CALGARY, Alberta – Crew Energy Inc. (TSX: CR; OTCQB: CWEGF) (“Crew” or the “Company”) is a growth-oriented natural gas weighted producer operating exclusively in the world-class Montney play in northeast British Columbia. The Company is pleased to announce that we have established a new record production rate in Q1 2022, and strong condensate rates from our latest completion program, setting the stage to deliver greater than 20% production per share growth and an enhanced financial position.
- RECORD Q1/22 PRODUCTION
- Q1/22 estimated average production totaled 33,300 boe per day1 (200 mmcfe), based on field estimates, a Company record representing a 27% increase over Q1/21 average production of 26,257 boe per day1 (157 mmcfe) and a 14% increase sequentially over Q4/21 average production of 29,142 boe per day1 (175 mmcfe).
- Based on field estimates, Q1/22 natural gas production increased 33% to 159 mmcf per day, condensate production increased 45% to 3,900 bbls per day, natural gas liquids2 (“NGLs”) increased 19% to 2,800 bbls per day and crude oil production decreased by 25% to 115 bbls per day, compared to Q1/21.
- With a strong start to 2022, full year average production is anticipated to be in-line with previously announced guidance of 31,000 to 33,000 boe per day1, which at the midpoint, represents a 21% increase over 2021.
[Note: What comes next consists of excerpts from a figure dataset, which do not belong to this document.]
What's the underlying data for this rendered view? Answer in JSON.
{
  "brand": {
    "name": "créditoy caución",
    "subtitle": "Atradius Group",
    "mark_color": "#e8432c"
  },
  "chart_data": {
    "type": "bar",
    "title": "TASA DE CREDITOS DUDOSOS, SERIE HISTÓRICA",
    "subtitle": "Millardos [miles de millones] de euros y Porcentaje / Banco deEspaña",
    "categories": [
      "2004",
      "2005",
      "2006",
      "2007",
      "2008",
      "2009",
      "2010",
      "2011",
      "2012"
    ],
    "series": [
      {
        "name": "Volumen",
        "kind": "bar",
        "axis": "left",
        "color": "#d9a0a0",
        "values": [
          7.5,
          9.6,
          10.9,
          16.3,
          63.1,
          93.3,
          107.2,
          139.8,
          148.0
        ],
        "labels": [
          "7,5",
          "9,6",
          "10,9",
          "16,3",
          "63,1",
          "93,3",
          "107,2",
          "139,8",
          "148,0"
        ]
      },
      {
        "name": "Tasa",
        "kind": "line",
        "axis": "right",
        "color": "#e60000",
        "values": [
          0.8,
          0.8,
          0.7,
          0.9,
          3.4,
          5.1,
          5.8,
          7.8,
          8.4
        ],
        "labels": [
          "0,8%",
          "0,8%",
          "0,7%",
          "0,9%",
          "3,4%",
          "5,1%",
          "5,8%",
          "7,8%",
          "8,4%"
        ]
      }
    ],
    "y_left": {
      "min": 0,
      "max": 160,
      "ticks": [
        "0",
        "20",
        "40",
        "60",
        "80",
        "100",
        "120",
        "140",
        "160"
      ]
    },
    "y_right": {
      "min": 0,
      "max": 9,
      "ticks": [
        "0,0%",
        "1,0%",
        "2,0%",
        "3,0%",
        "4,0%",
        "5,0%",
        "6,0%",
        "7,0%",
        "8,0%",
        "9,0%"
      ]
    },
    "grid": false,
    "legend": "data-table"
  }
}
- At these production levels, Crew’s unit costs will continue to decline, expanding margins and generating higher Adjusted Funds Flow (“AFF”).
- STRONG CONDENSATE-RICH WELLS AT GREATER SEPTIMUS
- Eight (8.0 net) extended reach horizontal ultra-condensate rich wells on the 4-14 pad were brought on stream in late Q4/21 and Q1/22, and have been flowing for periods of between 11 to 66 days before being shut-in for tie-in to permanent facilities. Last full day single well production rates from the eight wells averaged a cumulative total of 11,285 boe per day, comprised of 30,523 mcf per day of natural gas, 5,717 bbls per day of condensate and 480 bbls per day of NGLs2.
- At Crew’s 4-21 pad, two (2.0 net) Upper Montney “B” zone wells have now produced for 90 days (“IP90”) with average per well sales rates of 1,486 boe per day, comprised of 6,070 mcf per day of natural gas, 307 bbls per day of condensate and 167 bbls per day of NGLs2.
- In Q1/22, Crew drilled five (5.0 net) additional wells that will evaluate two additional zones on the Groundbirch 4-17 pad, following the success of our first three wells in the area that were drilled and completed in 2021. The initial three (3.0 net) Groundbirch wells are exceeding our Proved plus Probable area type curve forecasts, as reflected in Crew’s year-end 2021 independent reserves evaluation, with an average per well raw gas production rate after 150 days (“IP150”) of 8,976 mcf per day.
- CAPITAL EXPENDITURES ON TRACK
- Net capital expenditures3 in Q1/22 are expected to be approximately $56 million, while full year net capital expenditure3 guidance remains at $80 to $95 million with five Groundbirch wells currently planned to be completed and tied-in the last half of the year. Crew’s focus in 2022 is to generate meaningful Free Adjusted Funds Flow (“FAFF”) to reduce debt and enhance corporate sustainability.
Our team is excited with the progress made on the Company’s Two-Year Plan. In 2022, we expect to improve leverage metrics by reducing debt and increasing AFF, driving enhanced financial flexibility. AFF is expected to be enhanced through increasing production and significantly reducing per unit costs from 2020 to 2022. Underpinning these efforts is Crew’s unwavering focus on meeting or exceeding our ESG goals and remaining a safe and responsible operator and a good corporate citizen. We look forward to reporting our Q1/22 financial results on May 5th, 2022.
Footnote References
1) See table in the Advisories for production breakdown by product type as detailed in NI 51-101.
2) Excludes condensate volumes which have been reported separately.
3) Non-IFRS financial measure that does not have any standardized meaning as prescribed by International Financial Reporting Standards, and therefore, may not be comparable with calculations of similar measures or ratios for other entities. See “Advisories – Non-IFRS and Other Financial Measures” contained within this press release.